It takes her a week to come up with the nerve to leave it. She walks along the beach, watches tourists and tries not to think. At the end of the week, she tries to start the engine once more and it doesn't even click. She takes what she can, buys herself a used Jeep Cherokee with the money that Seth had thrust at her, and she walks away from the only thing left of her family, leaving it to rust on the side of the road.

The camper deserves the rest and the sun-tanned heaven. She doesn't. Not really. There's too much to do.

Too many left to kill.

She drives to a small cantina and goes straight for what has to be the last payphone in the world. She pulls out the small business card she's been carrying in her back pocket and dials the cell phone number scrawled on the back.

"Yeah?" a deep voice says in her ear.

"Ranger Gonzalez?" Kate asks, her voice just above a whisper.

There's a pause, then he says, "Call me Freddie, Miss Fuller."

"Call me Kate, Freddie," she says starting to grin. "I don't suppose you can help a girl out?"

"I've always liked helping damsels in distress, Kate," he says.

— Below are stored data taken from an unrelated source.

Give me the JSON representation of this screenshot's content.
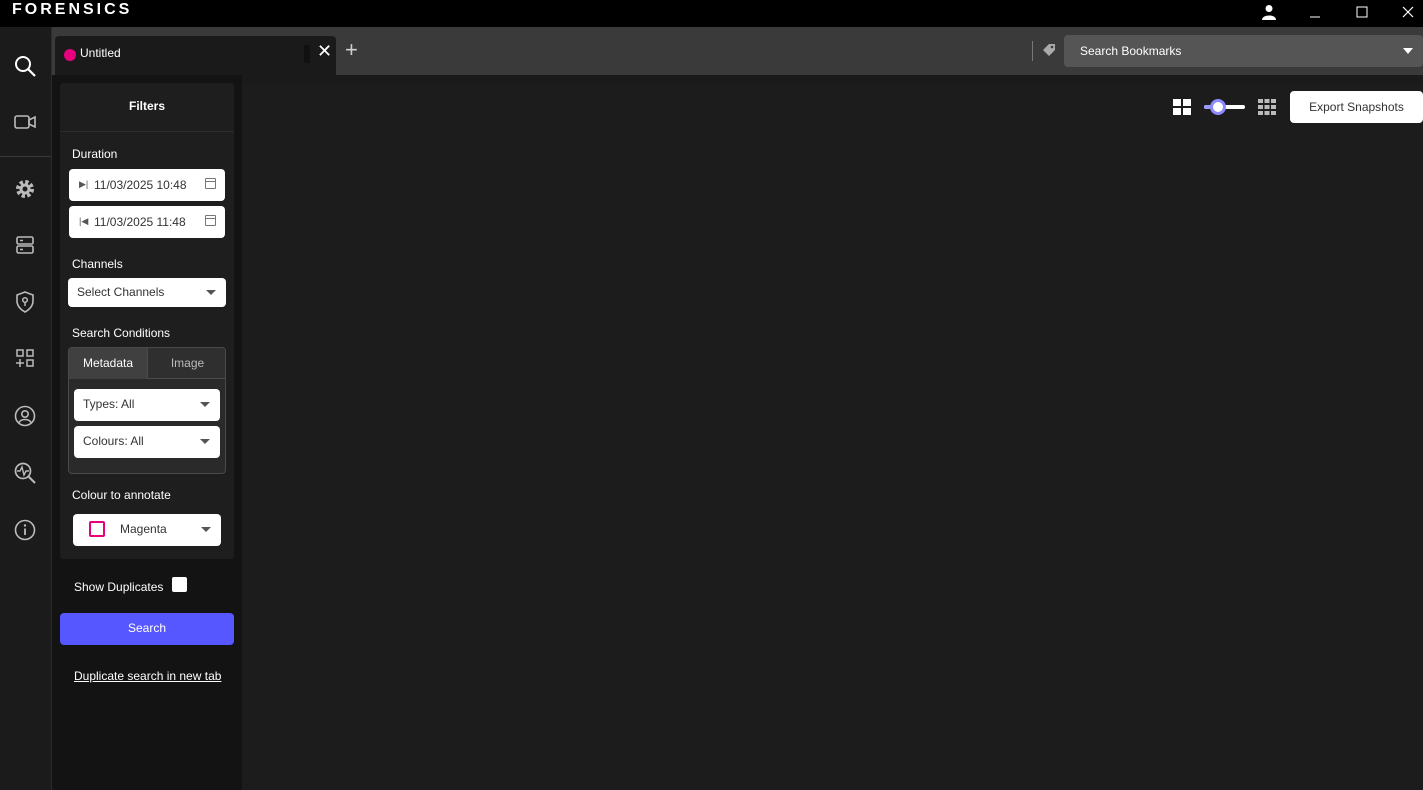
{
  "app": {
    "title": "FORENSICS"
  },
  "tab": {
    "label": "Untitled",
    "dot_color": "#e6007e"
  },
  "bookmarks": {
    "placeholder": "Search Bookmarks"
  },
  "filters": {
    "title": "Filters",
    "duration_label": "Duration",
    "start_value": "11/03/2025 10:48",
    "end_value": "11/03/2025 11:48",
    "channels_label": "Channels",
    "channels_value": "Select Channels",
    "conditions_label": "Search Conditions",
    "tabs": [
      "Metadata",
      "Image"
    ],
    "types_value": "Types: All",
    "colours_value": "Colours: All",
    "annotate_label": "Colour to annotate",
    "annotate_value": "Magenta",
    "annotate_color": "#e6007e"
  },
  "show_duplicates_label": "Show Duplicates",
  "search_label": "Search",
  "duplicate_link": "Duplicate search in new tab",
  "export_label": "Export Snapshots",
  "accent_color": "#5757ff"
}
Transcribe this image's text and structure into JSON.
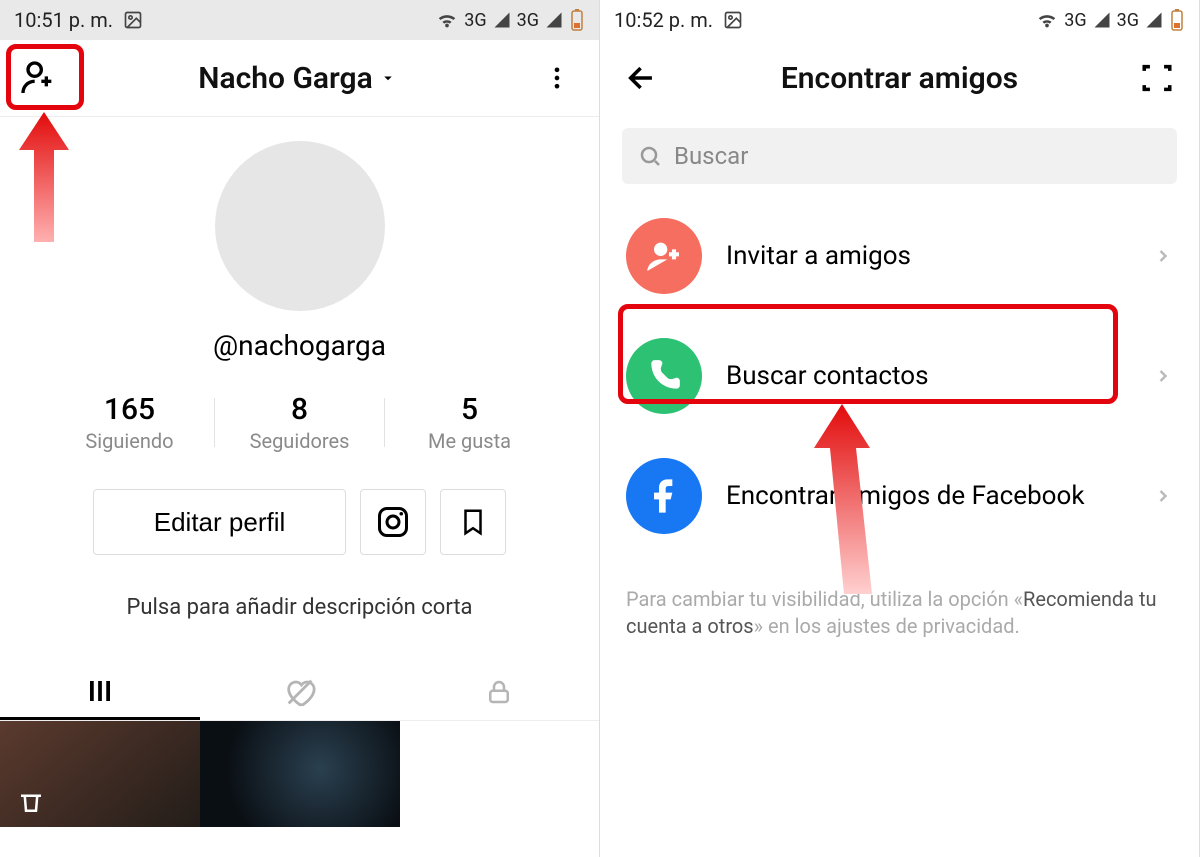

"Not in distress," she says shaking her head. "I was hoping you could direct me towards some institutions of higher learning, actually."

There's another pause and then, "Looking to get your GED, Kate?"

"Let's just say I'd like to expand my knowledge and gain a few more practical skills," she says. "Can you recommend anyplace in particular?"

"I might," he says. "Give me a few days and I'll see what I can come up with." He sighs and she can hear him scrub a hand over his face. "Kate. Are you sure you should be doing this?"

"Yes," she says turning her back on the way she came and looking down the new stretch of highway. "I'm sure, Freddie."

"I don't like it," he says. "It's not safe."

"Nothing's safe," she says, her hand tightening on the phone. "Not anymore. But I didn't get this far by being stupid, so help me, Freddie. Tell me where to go."

"Right. Get yourself to Monterrey and go to the café that's around the corner from the American Embassy," he says. "I'll have something for you."

"You're not going to try to take me back to the states are you?" she asks.

"Do you want me to try to take you back to the states?" he asks.

"No," she says. "I'm not going back."

"I wish you'd rethink this," Freddie says quietly.

Kate pauses. "No. You don't."

It's quiet on the phone and Kate can hear the static crackling along the line. Then he says, "No. I don't."

"Talk soon," Kate says and she hangs up.

Three days later, courtesy of Freddie's contact in Monterrey (a third cousin of his named Estéban), Kate has a list of people who will teach her everything she wants to know, a fake id, and a new cell phone.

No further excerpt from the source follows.